Dagli applausi sotto rete a quelli per la tesi. Fiabane: «Onorata del premio al Politecnico»

L’ex centrale della Pallavolo Belluno ora è ingegnere energetico. «Ho dovuto smettere di giocare, sono spesso in Germania per lavoro»

Nicola Pasuch
Claudia Fiabane premiata a Milano
Claudia Fiabane premiata a Milano

L’INTERVISTA

Nicola Pasuch / BELLUNO

C’è la firma di una bellunese sul frontespizio di una delle quattro migliori tesi di laurea d’Italia dedicate allo studio degli impianti di riscaldamento e ventilazione.

E il suo nome non è certo sconosciuto agli sportivi bellunesi. In particolare, agli appassionati di pallavolo. La stella di Claudia Fiabane – che in questi anni ha giocato da centrale in B1 e B2 prima a Bolzano, poi a Belluno – ora brilla anche in campo scientifico: perché la sua tesi di laurea magistrale in ingegneria energetica non è passata inosservata agli occhi dell’Aicarr (l’associazione italiana condizionamento dell’aria, riscaldamento, refrigerazione).

«Mi ero candidata in estate su consiglio del mio professore», racconta Claudia Fiabane, che pochi mesi fa ha conseguito la laurea agli atenei di Trento e Bolzano, «e mi ero detta che provare non costa niente. Assieme alla tesi ho inviato il mio curriculum e una breve presentazione di me. A fine ottobre ho ricevuto l’esito e sono stata premiata al politecnico di Milano. Sono molto onorata e ringrazio il presidente dell’associazione e la commissione per avermi consegnato questo prestigioso premio».

All’interno della sua tesi, Fiabane ha studiato un dispositivo brevettato da un’azienda bresciana, Enolgas, leader nella termoidraulica.

«Enolgas ha brevettato questo componente per riscaldare e refrigerare gli ambienti all’interno degli edifici. A gennaio 2021 ho vinto un bando grazie al quale ho avuto la possibilità di studiare questo brevetto dal punto di vista termico. È stato interessante cercare di capirne le tipologie di scambio di calore e in particolare il moto dell’aria».

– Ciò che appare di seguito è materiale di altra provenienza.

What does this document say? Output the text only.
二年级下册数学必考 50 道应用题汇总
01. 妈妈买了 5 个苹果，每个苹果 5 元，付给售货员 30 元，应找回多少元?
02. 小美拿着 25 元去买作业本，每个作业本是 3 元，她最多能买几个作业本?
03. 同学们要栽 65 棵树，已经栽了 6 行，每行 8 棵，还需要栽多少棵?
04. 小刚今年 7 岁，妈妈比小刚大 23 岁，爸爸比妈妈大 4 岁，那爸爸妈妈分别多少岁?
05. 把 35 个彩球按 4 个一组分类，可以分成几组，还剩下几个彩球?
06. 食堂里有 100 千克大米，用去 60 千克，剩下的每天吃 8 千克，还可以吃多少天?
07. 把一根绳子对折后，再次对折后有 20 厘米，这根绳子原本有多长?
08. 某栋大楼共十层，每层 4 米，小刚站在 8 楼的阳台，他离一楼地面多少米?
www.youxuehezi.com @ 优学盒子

Ora lavori per un’azienda di Brunico che si occupa di impianti di automazione.

«Mi trovo bene e lavoro in un ambiente nuovo e costantemente stimolante. Tra l’altro affronto aspetti che vanno anche oltre le tematiche che ho studiato. Questo per me è molto stimolante. C’è sempre tanto da imparare».

E la pallavolo?

«Se riuscirò, spero di poter riprendere ad allenarmi in futuro, perché questo è lo sport che amo. Ma per ora sarebbe un po’ troppo complicato giocare, anche perché spesso mi trovo ad andare in trasferta in Germania».

Prima, da studentessa, la bellunese classe 1997 ha sempre coniugato università e sport. Entrambi ad alto livello.

«Le difficoltà ci sono state, perché ho sempre vissuto la pallavolo come un impegno, oltre che un hobby. Qualcosa da prendere con la massima serietà. L’università, chiaramente, lo stesso. La pallavolo mi ha insegnato tantissimo. Penso sia stato questo sport, assieme ai miei genitori, a farmi capire che se lavori sodo, qualcosa raccogli sempre».

Al Neruda Bolzano eri diventata un vero e proprio punto di riferimento.

«E mi ero trovata benissimo. Ho giocato lì per quattro anni, tra B1 e B2, instaurando un ottimo rapporto anche con dirigenti e allenatori».

L’anno scorso, alla Pallavolo Belluno, hai sfiorato la promozione giocando le partite finali con un dito fasciato…

«Per la prima volta ho lottato per i playoff e per un salto di categoria. Già quello è stato un bel traguardo raggiunto. Alla fine ci è rimasto un po’d’amaro in bocca. Ma è stata davvero una grandissima stagione. A tutte le ragazze che sono rimaste faccio i migliori auguri: si impegnano tanto e meritano il meglio».